To think about how we’re going to get out of the reputational disaster we’ve been flung into, we must remember how we got here. Rewind to 2013 when Labour came to power.

Government ministers and senior officers resorted to off-shore banking in secretive jurisdictions. They showed mistrust of our own bankers, openly declaring they fully expected local banks to give their political opponents information about their affairs. They dodged tax, they hid illicit money and they laundered it before they brought it back.

When they were caught they weren’t punished. On the contrary, this country became famous all over the world for killing the journalist that denounced all this.

The fact is that 4 years and 3 months after the Panama Papers leaked, 2 years and 9 months after Daphne Caruana Galizia was killed, 1 year and 9 months after we learnt of the corrupt relationship between big business and politics, no one has been charged with corruption and financial crime in Malta.

No one. Not even Konrad Mizzi on whom evidence compiled by the Financial Intelligence Analysis Unit is blinding. Not even Keith Schembri on whom criminal inquiries have been pending for over 3 years.

That has not happened because they were protected by their colleagues in government who sheltered them from police and judicial action. The responsibilities here are direct and explicit.

There’s Edward Scicluna, finance minister, who signed off on deals based on a logic that can only be explained by corruption. There are Manwel Mallia, Michael Farrugia, Carmelo Abela and Byron Camilleri: a row of ministers responsible for the police who ensured our law enforcement agency is unable or unwilling to do anything about corruption. There’s Owen Bonnici who froze judicial reform to complete the partisan capture of our judicial branch.

Then there are the internal critics who remained silent and made sure the rest of the country never got the true picture of corruption on the inside: Edward Scicluna again, but more famously Chris Fearne and Evarist Bartolo.

Then you get Joseph Muscat whose refusal to dismiss Konrad Mizzi and Keith Schembri, and also the inebriated and priapic Chris Cardona, made him an implied suspect in their crimes.
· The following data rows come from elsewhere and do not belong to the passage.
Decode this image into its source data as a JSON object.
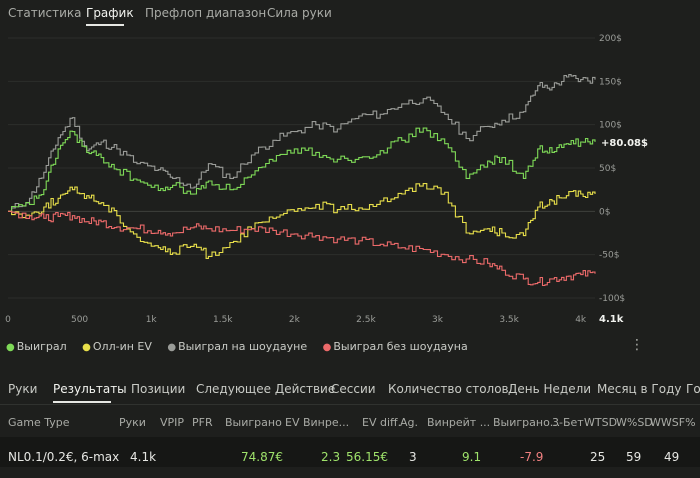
{
  "top_tabs": [
    "Статистика",
    "График",
    "Префлоп диапазон",
    "Сила руки"
  ],
  "top_active": 1,
  "chart_data": {
    "type": "line",
    "xlabel": "",
    "ylabel": "",
    "x_ticks": [
      "0",
      "500",
      "1k",
      "1.5k",
      "2k",
      "2.5k",
      "3k",
      "3.5k",
      "4k"
    ],
    "x_range": [
      0,
      4100
    ],
    "y_ticks": [
      "200$",
      "150$",
      "100$",
      "50$",
      "0$",
      "-50$",
      "-100$"
    ],
    "y_range": [
      -100,
      200
    ],
    "grid": true,
    "legend_position": "bottom-left",
    "end_label": "4.1k",
    "value_label": "+80.08$",
    "series": [
      {
        "name": "Выиграл на шоудауне",
        "color": "#9a9c98",
        "x": [
          0,
          150,
          250,
          350,
          450,
          550,
          650,
          760,
          900,
          1050,
          1150,
          1300,
          1400,
          1550,
          1700,
          1850,
          2000,
          2150,
          2300,
          2450,
          2600,
          2750,
          2900,
          3050,
          3200,
          3350,
          3450,
          3600,
          3700,
          3800,
          3900,
          4000,
          4100
        ],
        "y": [
          0,
          15,
          45,
          85,
          108,
          70,
          80,
          72,
          55,
          48,
          38,
          28,
          55,
          38,
          65,
          82,
          92,
          100,
          95,
          110,
          112,
          124,
          130,
          112,
          84,
          98,
          105,
          115,
          145,
          143,
          155,
          152,
          152
        ]
      },
      {
        "name": "Выиграл",
        "color": "#7ed957",
        "x": [
          0,
          150,
          250,
          350,
          450,
          550,
          650,
          760,
          900,
          1050,
          1150,
          1300,
          1400,
          1550,
          1700,
          1850,
          2000,
          2150,
          2300,
          2450,
          2600,
          2750,
          2900,
          3050,
          3200,
          3350,
          3450,
          3600,
          3700,
          3800,
          3900,
          4000,
          4100
        ],
        "y": [
          0,
          8,
          25,
          72,
          92,
          68,
          62,
          48,
          36,
          24,
          30,
          20,
          35,
          25,
          42,
          58,
          72,
          68,
          60,
          62,
          70,
          82,
          96,
          78,
          38,
          58,
          62,
          38,
          72,
          68,
          78,
          80,
          80.08
        ]
      },
      {
        "name": "Олл-ин EV",
        "color": "#e8df4a",
        "x": [
          0,
          150,
          250,
          350,
          450,
          550,
          650,
          760,
          900,
          1050,
          1150,
          1300,
          1400,
          1550,
          1700,
          1850,
          2000,
          2150,
          2300,
          2450,
          2600,
          2750,
          2900,
          3050,
          3200,
          3350,
          3450,
          3600,
          3700,
          3800,
          3900,
          4000,
          4100
        ],
        "y": [
          0,
          -5,
          5,
          15,
          25,
          18,
          10,
          -5,
          -30,
          -42,
          -48,
          -38,
          -52,
          -36,
          -20,
          -8,
          0,
          8,
          2,
          4,
          12,
          20,
          32,
          22,
          -25,
          -20,
          -25,
          -28,
          5,
          12,
          18,
          20,
          20
        ]
      },
      {
        "name": "Выиграл без шоудауна",
        "color": "#ec6a6a",
        "x": [
          0,
          150,
          250,
          350,
          450,
          550,
          650,
          760,
          900,
          1050,
          1150,
          1300,
          1400,
          1550,
          1700,
          1850,
          2000,
          2150,
          2300,
          2450,
          2600,
          2750,
          2900,
          3050,
          3200,
          3350,
          3450,
          3600,
          3700,
          3800,
          3900,
          4000,
          4100
        ],
        "y": [
          0,
          -5,
          -8,
          -6,
          -5,
          -12,
          -12,
          -18,
          -20,
          -22,
          -25,
          -18,
          -20,
          -22,
          -20,
          -22,
          -26,
          -28,
          -32,
          -34,
          -38,
          -42,
          -44,
          -50,
          -55,
          -60,
          -68,
          -78,
          -82,
          -78,
          -75,
          -73,
          -72
        ]
      }
    ]
  },
  "legend": [
    {
      "label": "Выиграл",
      "color": "#7ed957"
    },
    {
      "label": "Олл-ин EV",
      "color": "#e8df4a"
    },
    {
      "label": "Выиграл на шоудауне",
      "color": "#9a9c98"
    },
    {
      "label": "Выиграл без шоудауна",
      "color": "#ec6a6a"
    }
  ],
  "menu_icon": "⋮",
  "bottom_tabs": [
    "Руки",
    "Результаты",
    "Позиции",
    "Следующее Действие",
    "Сессии",
    "Количество столов",
    "День Недели",
    "Месяц в Году",
    "Го"
  ],
  "bottom_active": 1,
  "table": {
    "headers": [
      "Game Type",
      "Руки",
      "VPIP",
      "PFR",
      "Выиграно",
      "EV Винре...",
      "EV diff.",
      "Ag.",
      "Винрейт ...",
      "Выиграно...",
      "3-Бет",
      "WTSD",
      "W%SD",
      "WWSF%"
    ],
    "row": [
      "NL0.1/0.2€, 6-max",
      "4.1k",
      "",
      "",
      "74.87€",
      "2.3",
      "56.15€",
      "3",
      "9.1",
      "-7.9",
      "",
      "25",
      "59",
      "49"
    ]
  }
}
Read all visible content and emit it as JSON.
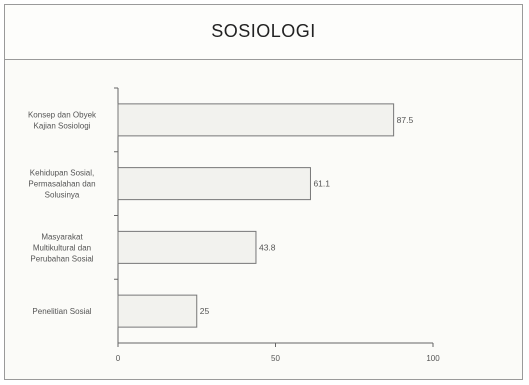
{
  "chart_data": {
    "type": "bar",
    "orientation": "horizontal",
    "title": "SOSIOLOGI",
    "categories": [
      [
        "Konsep dan Obyek",
        "Kajian Sosiologi"
      ],
      [
        "Kehidupan Sosial,",
        "Permasalahan dan",
        "Solusinya"
      ],
      [
        "Masyarakat",
        "Multikultural dan",
        "Perubahan Sosial"
      ],
      [
        "Penelitian Sosial"
      ]
    ],
    "values": [
      87.5,
      61.1,
      43.8,
      25
    ],
    "value_labels": [
      "87.5",
      "61.1",
      "43.8",
      "25"
    ],
    "xlim": [
      0,
      100
    ],
    "xticks": [
      "0",
      "50",
      "100"
    ],
    "grid": false,
    "bar_fill": "#f2f2ee",
    "bar_stroke": "#777777"
  }
}
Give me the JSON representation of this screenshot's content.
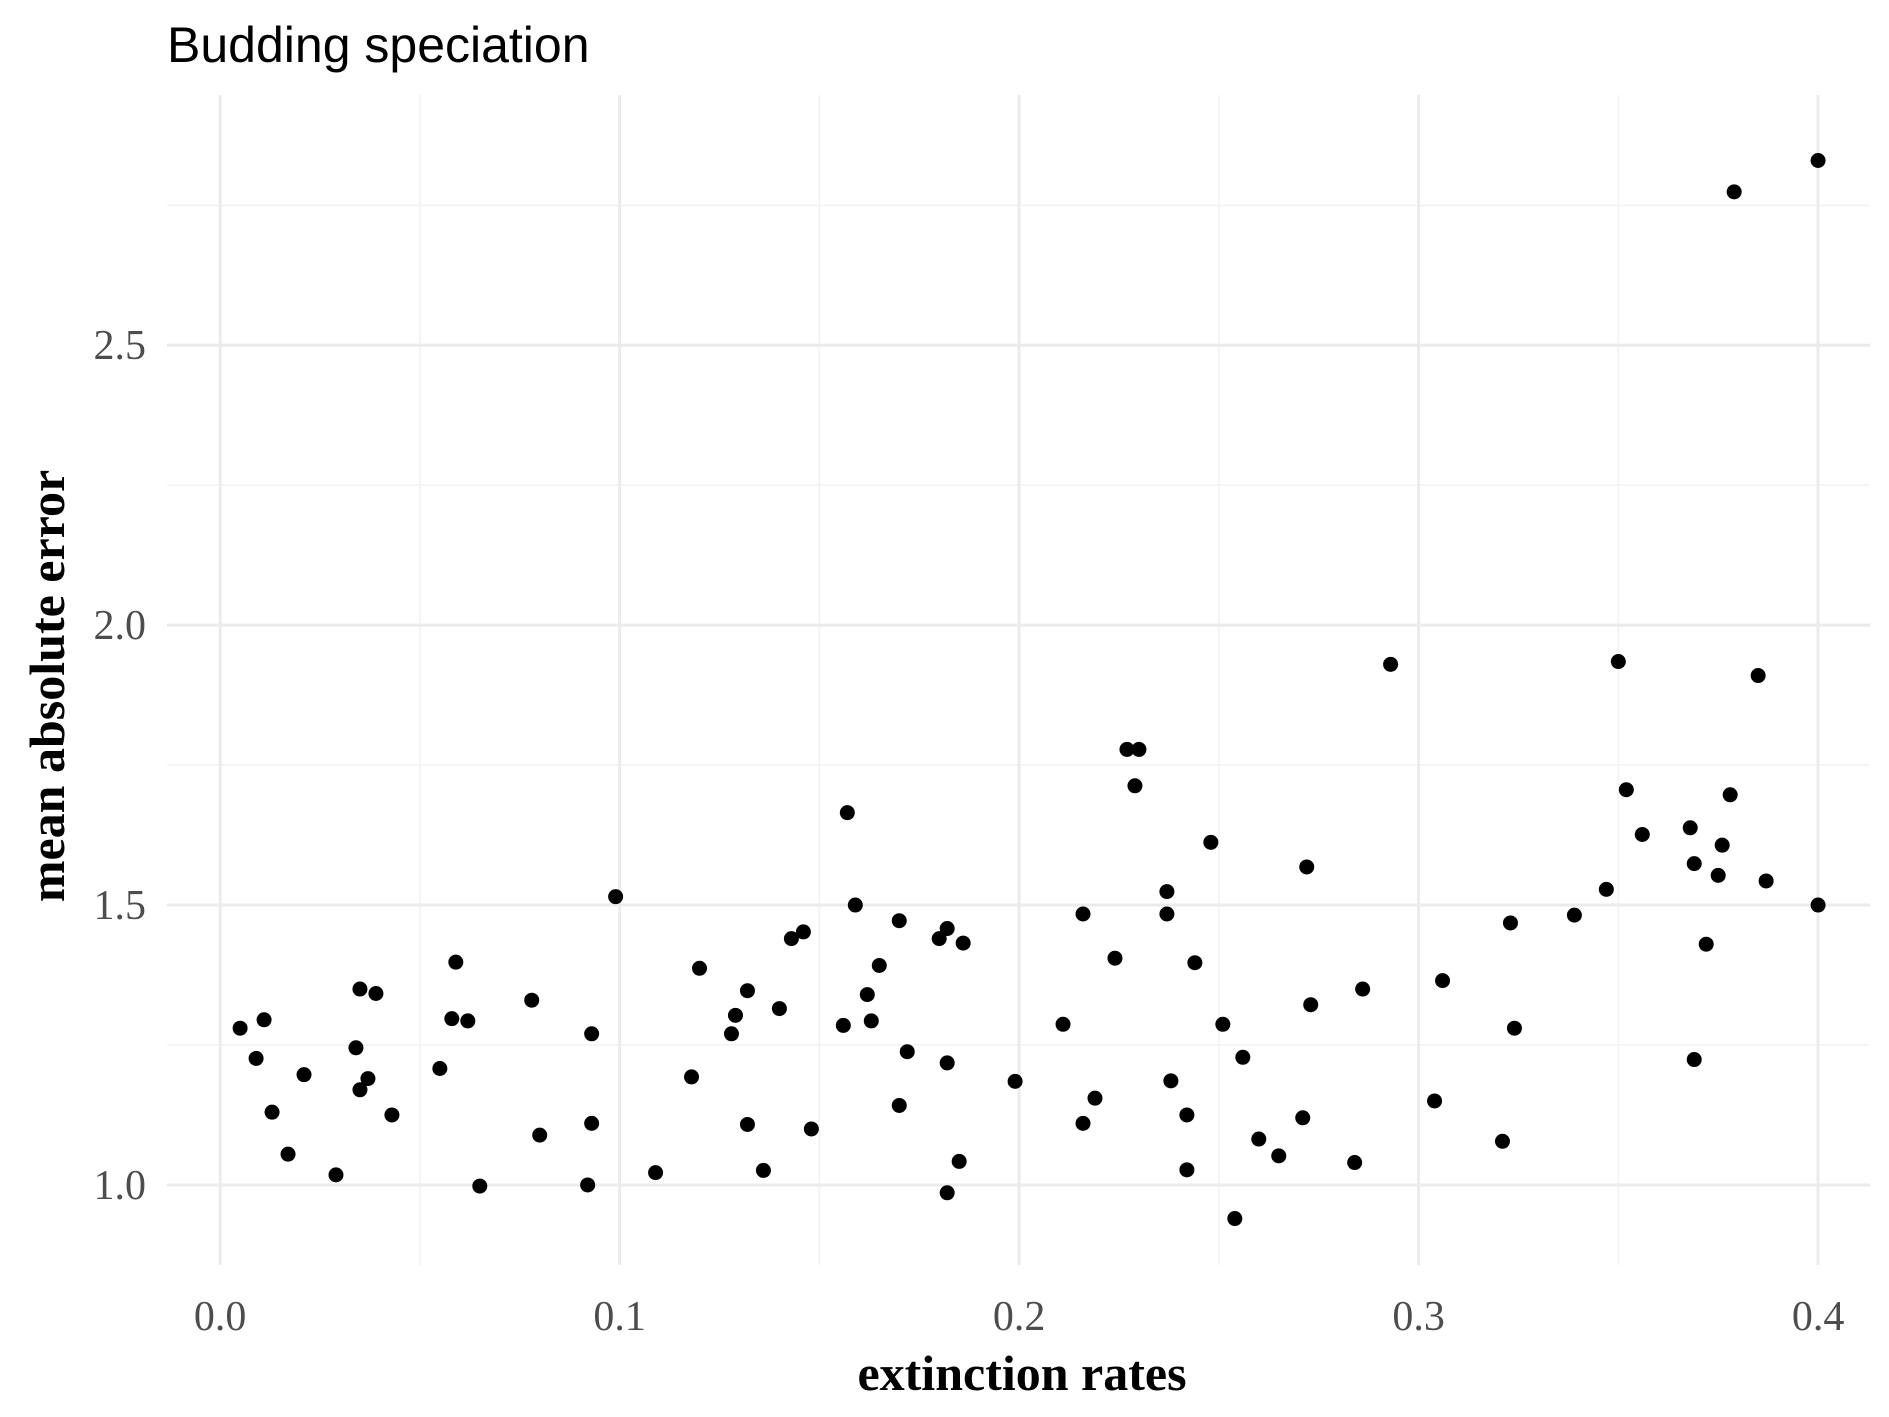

Then you get Robert Abela who replaced Joseph Muscat after advising him for several years projecting an image of change on the same filthy screen of the movie we’re so tired of seeing.

Ministers are in power and are therefore a magnet for corruption. But the rot does not stop on one side of the parliamentary aisle. Adrian Delia was circumspect in his criticism, as drugged as anyone by the ‘need to be positive’, for years attempting to push out criticism of corruption from the discourse of his party, and then seeking to push out those who voice that criticism. Perhaps the most symbolic of this infection was when he sought to dismiss his predecessor Simon Busuttil, something Robert Abela has not done for his own predecessor Joseph Muscat. In spite of all the rot.

There’s little politicians can do to fix the economy today. But there’s much they can do to continue breaking it. In order to turn this ship around and re-establish the foundations that can see our recovery some years into the future, this entire generation of politicians must give way. And they cannot be replaced by the acolytes who have been propping them up.

The Labour Party has brought us to this juncture in a destructive program launched in 2013 while the Nationalist Party stood idly by when it abandoned its mission to oppose it in 2017. They caused this mess. They can’t be the ones to fix this.